The first of Robert Bresson’s “instructional” films about crime, A Man Escaped (1956), is more morally digestible to liberal audiences than Pickpocket. Fontaine (François Leterrier), a Resistance fighter imprisoned for anti-Nazi sabotage, doesn’t need redemption because his crime is justified (after all, the regime that calls his act a crime is itself criminal). Audiences may feel sympathy for Pickpocket’s Michel, but only because “No one’s as bad as their worst day.” Even if both men’s crimes are acts of rebellion against a political order that represses them, Michel’s is not likely to be granted the dignity of this label; after all, Hitler and the Gestapo were more obviously bad than de Gaulle and the Sûreté Nationale. But the Law is the Law—whether punishment is meted out by an authoritarian regime or a parliamentary one, it still sucks.
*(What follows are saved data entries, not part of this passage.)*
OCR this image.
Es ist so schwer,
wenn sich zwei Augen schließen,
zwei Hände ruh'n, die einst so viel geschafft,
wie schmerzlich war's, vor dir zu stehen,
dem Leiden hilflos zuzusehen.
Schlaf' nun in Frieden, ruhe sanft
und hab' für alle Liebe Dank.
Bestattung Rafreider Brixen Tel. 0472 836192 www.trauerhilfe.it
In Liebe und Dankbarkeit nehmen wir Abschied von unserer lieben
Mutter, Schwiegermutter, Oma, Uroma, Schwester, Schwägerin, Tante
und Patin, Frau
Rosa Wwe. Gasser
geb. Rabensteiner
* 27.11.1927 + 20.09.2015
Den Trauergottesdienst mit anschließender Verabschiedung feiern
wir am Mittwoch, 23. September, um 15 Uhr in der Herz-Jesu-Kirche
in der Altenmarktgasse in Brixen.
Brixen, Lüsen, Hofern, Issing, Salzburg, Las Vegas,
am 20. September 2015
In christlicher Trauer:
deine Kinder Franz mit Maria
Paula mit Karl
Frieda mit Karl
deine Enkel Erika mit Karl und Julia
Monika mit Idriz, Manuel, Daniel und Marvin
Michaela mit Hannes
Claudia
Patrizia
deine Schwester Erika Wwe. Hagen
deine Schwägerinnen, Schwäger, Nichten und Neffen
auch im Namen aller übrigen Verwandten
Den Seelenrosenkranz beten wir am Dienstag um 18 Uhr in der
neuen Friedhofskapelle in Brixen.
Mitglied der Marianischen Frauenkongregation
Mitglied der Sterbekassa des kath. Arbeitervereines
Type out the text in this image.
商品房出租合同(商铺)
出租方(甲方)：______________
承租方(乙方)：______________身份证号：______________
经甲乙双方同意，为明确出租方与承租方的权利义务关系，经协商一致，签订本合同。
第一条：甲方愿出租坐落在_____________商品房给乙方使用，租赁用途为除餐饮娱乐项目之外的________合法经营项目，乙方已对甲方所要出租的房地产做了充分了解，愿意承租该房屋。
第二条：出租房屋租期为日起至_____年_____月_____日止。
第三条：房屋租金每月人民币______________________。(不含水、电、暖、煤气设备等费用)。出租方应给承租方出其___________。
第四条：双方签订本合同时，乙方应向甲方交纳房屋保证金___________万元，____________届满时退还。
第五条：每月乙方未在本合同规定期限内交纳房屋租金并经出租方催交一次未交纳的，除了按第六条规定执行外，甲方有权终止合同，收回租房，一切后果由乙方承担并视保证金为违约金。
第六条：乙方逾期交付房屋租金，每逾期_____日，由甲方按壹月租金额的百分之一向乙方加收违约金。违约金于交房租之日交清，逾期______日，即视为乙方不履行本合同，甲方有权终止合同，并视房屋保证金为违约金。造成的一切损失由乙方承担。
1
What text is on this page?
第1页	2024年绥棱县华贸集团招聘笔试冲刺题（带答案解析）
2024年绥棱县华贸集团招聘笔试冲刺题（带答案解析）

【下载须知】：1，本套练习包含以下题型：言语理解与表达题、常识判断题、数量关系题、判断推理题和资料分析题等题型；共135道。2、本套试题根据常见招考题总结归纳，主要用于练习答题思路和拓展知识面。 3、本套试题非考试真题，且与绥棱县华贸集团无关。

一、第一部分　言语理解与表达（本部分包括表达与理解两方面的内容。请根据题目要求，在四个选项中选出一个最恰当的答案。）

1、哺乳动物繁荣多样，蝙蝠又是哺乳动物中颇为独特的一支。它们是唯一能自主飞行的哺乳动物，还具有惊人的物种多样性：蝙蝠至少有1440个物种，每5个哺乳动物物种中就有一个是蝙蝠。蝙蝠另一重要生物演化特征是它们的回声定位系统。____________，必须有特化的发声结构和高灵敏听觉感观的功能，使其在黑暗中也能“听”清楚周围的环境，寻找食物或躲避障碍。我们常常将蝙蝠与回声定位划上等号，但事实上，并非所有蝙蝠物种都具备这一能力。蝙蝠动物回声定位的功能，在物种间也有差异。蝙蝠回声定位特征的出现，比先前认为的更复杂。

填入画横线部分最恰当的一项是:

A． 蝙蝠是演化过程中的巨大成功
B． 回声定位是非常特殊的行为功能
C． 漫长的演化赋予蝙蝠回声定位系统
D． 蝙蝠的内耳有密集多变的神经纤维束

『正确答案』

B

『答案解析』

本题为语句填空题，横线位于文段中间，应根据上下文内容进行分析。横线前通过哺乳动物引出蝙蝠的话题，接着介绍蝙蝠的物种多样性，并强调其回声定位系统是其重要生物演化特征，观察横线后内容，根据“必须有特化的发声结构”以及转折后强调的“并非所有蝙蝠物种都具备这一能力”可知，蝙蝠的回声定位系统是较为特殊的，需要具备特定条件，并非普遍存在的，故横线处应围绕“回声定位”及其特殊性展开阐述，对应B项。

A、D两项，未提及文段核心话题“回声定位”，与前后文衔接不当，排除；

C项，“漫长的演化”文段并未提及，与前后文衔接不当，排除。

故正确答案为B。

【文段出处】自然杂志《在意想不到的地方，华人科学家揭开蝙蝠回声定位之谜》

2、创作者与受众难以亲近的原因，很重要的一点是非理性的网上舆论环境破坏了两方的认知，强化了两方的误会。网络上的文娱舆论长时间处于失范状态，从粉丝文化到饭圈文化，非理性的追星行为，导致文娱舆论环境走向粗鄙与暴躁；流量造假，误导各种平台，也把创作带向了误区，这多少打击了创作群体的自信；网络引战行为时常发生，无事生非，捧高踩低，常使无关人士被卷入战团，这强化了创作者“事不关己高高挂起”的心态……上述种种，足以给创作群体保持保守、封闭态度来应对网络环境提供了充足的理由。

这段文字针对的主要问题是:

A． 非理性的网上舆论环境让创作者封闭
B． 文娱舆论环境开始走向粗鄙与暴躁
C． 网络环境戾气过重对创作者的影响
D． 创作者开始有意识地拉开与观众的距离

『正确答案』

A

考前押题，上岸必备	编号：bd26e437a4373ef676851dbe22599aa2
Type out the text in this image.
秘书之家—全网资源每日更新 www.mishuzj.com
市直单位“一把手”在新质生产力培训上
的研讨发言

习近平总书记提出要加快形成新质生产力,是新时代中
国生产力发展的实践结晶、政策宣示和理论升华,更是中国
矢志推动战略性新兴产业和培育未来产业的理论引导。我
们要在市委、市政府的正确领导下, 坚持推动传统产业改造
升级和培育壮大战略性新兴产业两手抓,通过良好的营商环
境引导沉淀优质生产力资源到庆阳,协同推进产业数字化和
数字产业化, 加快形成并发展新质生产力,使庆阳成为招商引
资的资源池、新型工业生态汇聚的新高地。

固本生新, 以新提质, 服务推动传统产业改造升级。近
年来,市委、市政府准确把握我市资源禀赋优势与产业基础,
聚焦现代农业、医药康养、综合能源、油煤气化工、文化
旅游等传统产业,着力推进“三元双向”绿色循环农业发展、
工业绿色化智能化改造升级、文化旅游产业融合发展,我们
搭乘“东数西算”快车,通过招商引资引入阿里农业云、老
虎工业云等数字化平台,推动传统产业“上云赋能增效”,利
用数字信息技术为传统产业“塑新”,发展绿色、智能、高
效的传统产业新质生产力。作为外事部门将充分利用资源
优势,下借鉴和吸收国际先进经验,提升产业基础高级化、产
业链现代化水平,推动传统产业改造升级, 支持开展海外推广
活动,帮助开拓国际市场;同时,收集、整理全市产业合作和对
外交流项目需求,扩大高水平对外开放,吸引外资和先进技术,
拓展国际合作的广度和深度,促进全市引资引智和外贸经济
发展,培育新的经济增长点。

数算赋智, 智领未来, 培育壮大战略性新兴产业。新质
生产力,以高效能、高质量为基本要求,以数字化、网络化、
A Man Escaped is based on decorated war hero André Devigny’s escape from Klaus Barbie’s Fort Monluc prison in Lyons in 1943. (In an instance of historical irony, Barbie himself got locked up there after his arrest and extradition from Bolivia in 1983.) The film was partly shot at the prison and Devigny personally acted as technical advisor. Bresson himself had been a POW for nine months sometime between 1939 and 1941 (the details are hazy), an experience that doubtless gave him a special bond with Devigny.
In his study of the political dimension of Bresson’s films, Brian Price claims that instead of sympathetic portraits of desperate people, Bresson produced “cinematic blueprints, instructions for a socially motivated practice of crime.” His films are meant to be imitated, not just admired. A Man Escaped is certainly not a thriller; any possibility of suspense is foreclosed by the title (at least the original Un condamné à mort s'est échappé) and the past-tense voiceover narration, both of which tell us from the start that Fontaine makes it out alive. It’s not about what happens but about how, method over results.
Fontaine’s dextrous hands are the star of the movie: we see them sharpen a spoon on the floor of his cell, pry wires from his bedframe, twist strips of his blanket into ropes, and bend a lantern’s frame into a grappling hook. All the while, with unabashed word-image redundancy, Fontaine gives us precise step-by-step instructions in a patient, analytic voiceover. The particulars of escaping from a Gestapo prison may not be of much practical value to contemporary viewers who face much more sophisticated incarceration technologies, but the spirit is the same. When explaining his motivation to a skeptical cell-neighbor, Fontaine sums it up with the words “Lutter et espérer,” to “Struggle and hope.” While his priest prison-mate’s hope consists in praying, Fontaine’s consists in preparing; his faith is not in the Creator but in his own creations.
A Man Escaped screens the afternoon of Wednesday, March 6th at BAMPFA, with a lecture by David Thomson.